Roger Micheldene, the corpulent British publisher whose adventures on a brief business trip to America are chronicled in One Fat Englishman , is a very different character. He is rude, arrogant, snobbish, lecherous, treacherous, greedy and totally selfish. While trying to revive an affair with Helene, the wife of a Danish philologist, he grabs every opportunity to copulate with other available women. His thoughts, and often his speech, are crammed with offensive observations about Jews, Negroes, women, homosexuals and Americans in general. He eats like a pig and drinks like a fish. He is quite conscious of these traits and habits, and perversely proud of them: ‘Of the seven deadly sins, Roger considered himself qualified in gluttony, sloth and lust, but distinguished in anger.’

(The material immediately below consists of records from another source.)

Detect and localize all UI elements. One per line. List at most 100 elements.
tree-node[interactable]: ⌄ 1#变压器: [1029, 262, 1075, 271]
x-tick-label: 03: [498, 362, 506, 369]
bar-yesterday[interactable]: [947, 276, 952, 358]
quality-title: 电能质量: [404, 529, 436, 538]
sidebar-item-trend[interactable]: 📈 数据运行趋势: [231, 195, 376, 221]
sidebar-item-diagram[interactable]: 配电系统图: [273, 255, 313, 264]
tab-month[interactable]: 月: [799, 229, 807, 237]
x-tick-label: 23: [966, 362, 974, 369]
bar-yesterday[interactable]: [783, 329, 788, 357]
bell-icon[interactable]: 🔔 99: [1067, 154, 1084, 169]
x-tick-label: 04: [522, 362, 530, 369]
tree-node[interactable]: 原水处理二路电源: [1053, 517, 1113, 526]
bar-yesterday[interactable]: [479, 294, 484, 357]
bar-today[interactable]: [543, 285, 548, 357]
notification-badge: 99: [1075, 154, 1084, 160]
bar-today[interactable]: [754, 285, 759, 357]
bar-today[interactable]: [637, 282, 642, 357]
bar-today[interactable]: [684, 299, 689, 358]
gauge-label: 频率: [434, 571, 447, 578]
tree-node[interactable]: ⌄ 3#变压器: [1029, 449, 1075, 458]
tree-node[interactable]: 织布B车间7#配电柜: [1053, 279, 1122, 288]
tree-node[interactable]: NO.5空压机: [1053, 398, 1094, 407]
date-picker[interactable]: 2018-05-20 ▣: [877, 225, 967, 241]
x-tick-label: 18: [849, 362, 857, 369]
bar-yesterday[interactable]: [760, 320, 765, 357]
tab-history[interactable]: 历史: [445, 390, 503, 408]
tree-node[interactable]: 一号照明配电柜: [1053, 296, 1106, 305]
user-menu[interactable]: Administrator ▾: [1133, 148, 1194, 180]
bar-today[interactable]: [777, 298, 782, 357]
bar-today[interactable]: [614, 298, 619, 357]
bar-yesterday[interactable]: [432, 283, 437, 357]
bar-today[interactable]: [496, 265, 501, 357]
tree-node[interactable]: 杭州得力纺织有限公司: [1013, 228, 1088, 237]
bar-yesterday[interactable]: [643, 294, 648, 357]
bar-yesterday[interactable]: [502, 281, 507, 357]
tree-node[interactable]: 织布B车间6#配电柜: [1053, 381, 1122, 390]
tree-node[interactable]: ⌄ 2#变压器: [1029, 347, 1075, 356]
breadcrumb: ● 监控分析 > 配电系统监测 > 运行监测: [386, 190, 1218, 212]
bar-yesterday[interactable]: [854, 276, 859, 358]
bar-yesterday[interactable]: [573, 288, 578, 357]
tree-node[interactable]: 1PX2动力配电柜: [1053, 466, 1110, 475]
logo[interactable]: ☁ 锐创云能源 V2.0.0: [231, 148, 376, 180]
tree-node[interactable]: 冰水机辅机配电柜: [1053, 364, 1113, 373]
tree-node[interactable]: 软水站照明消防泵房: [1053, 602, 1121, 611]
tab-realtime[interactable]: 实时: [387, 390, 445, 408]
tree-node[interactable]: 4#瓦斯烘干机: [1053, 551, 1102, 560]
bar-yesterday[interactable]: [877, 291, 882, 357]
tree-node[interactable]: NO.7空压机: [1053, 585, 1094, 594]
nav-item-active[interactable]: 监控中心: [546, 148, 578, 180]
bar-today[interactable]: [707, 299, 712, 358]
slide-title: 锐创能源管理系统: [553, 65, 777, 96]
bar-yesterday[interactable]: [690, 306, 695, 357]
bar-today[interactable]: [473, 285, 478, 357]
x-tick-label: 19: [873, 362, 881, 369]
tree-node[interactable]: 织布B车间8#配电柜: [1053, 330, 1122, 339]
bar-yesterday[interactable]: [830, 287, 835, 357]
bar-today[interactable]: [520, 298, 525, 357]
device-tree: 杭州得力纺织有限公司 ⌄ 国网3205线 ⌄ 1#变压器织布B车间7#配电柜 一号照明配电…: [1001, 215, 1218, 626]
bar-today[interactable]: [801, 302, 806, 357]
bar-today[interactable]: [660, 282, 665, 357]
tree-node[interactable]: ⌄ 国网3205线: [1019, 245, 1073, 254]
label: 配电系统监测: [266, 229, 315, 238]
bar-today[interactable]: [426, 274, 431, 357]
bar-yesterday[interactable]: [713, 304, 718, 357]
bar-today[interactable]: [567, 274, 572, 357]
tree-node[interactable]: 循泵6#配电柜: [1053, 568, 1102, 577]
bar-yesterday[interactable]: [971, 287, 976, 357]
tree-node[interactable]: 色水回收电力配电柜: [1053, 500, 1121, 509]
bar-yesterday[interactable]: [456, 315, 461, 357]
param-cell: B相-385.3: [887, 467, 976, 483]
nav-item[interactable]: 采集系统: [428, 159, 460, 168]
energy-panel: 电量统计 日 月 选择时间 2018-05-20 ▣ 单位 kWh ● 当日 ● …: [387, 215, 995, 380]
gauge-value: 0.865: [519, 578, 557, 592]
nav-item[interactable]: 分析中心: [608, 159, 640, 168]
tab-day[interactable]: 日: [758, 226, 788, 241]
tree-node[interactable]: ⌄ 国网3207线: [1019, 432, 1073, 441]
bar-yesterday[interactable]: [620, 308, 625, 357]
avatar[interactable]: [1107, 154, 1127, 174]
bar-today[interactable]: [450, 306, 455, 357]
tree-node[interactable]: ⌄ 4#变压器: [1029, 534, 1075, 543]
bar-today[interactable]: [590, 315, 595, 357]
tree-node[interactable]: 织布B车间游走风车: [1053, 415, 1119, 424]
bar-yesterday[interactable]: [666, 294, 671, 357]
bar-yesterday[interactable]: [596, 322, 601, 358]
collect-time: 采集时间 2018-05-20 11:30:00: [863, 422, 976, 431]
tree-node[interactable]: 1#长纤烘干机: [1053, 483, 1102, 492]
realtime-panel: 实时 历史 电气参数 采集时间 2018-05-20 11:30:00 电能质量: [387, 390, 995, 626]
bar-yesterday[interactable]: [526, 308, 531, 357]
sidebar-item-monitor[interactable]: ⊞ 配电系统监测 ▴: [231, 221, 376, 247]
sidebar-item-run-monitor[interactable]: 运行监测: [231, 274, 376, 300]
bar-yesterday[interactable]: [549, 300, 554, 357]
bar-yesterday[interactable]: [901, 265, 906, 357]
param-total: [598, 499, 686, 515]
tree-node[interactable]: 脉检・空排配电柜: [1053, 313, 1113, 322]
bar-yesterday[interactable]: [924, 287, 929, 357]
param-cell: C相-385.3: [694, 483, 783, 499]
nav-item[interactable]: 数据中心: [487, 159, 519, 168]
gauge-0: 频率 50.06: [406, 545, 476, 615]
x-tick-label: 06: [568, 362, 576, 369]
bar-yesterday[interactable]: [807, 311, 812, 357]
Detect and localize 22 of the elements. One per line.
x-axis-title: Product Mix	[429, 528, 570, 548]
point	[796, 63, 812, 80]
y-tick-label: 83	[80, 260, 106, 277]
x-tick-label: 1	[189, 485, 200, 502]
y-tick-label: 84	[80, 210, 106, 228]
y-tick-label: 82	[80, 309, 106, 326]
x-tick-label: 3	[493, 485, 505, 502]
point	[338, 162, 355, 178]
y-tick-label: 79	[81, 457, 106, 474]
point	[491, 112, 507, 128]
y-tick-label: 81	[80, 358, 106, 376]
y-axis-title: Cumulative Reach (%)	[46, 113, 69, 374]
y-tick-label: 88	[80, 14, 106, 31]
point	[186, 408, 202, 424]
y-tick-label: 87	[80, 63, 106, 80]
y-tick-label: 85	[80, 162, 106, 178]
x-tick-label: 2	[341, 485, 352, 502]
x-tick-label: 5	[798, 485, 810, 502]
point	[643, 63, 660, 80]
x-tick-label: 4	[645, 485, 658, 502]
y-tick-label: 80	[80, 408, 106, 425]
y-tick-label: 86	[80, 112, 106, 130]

The story punishes Roger for his sins by submitting him to a series of farcical humiliations, and eventually he is sent home with his tail between his legs. But he is the hero, or anti-hero, of the novel, whose consciousness totally dominates it and with whom the authorial voice is rhetorically in collusion. That is to say, his obnoxious opinions and reactions are articulated through the same distinctive stylistic devices that were associated with the earlier and more amiable Amis heroes. The reader may guiltily catch himself sniggering at lines like: ‘At this evasion a part of Roger. . wanted to step forward and give Helene a medium-weight slap across the chops’ or ‘a girl of Oriental appearance who would have been quite acceptable if she had had eye sockets as well as eyes’. In 1963, knowing little about Kingsley Amis except through his writings, I was puzzled to know why he had taken such pains to create this vividly unpleasant character. In my memory, most other fans of his work were equally baffled and disappointed. But in the light of Amis’s subsequent literary development, and all the biographical information that has emerged since his death, One Fat Englishman seems a much more comprehensible and interesting novel — also funnier, in its black way — than I remembered on first reading it. It now seems obvious that Roger Micheldene was in several respects a devastating and prophetic self-portrait.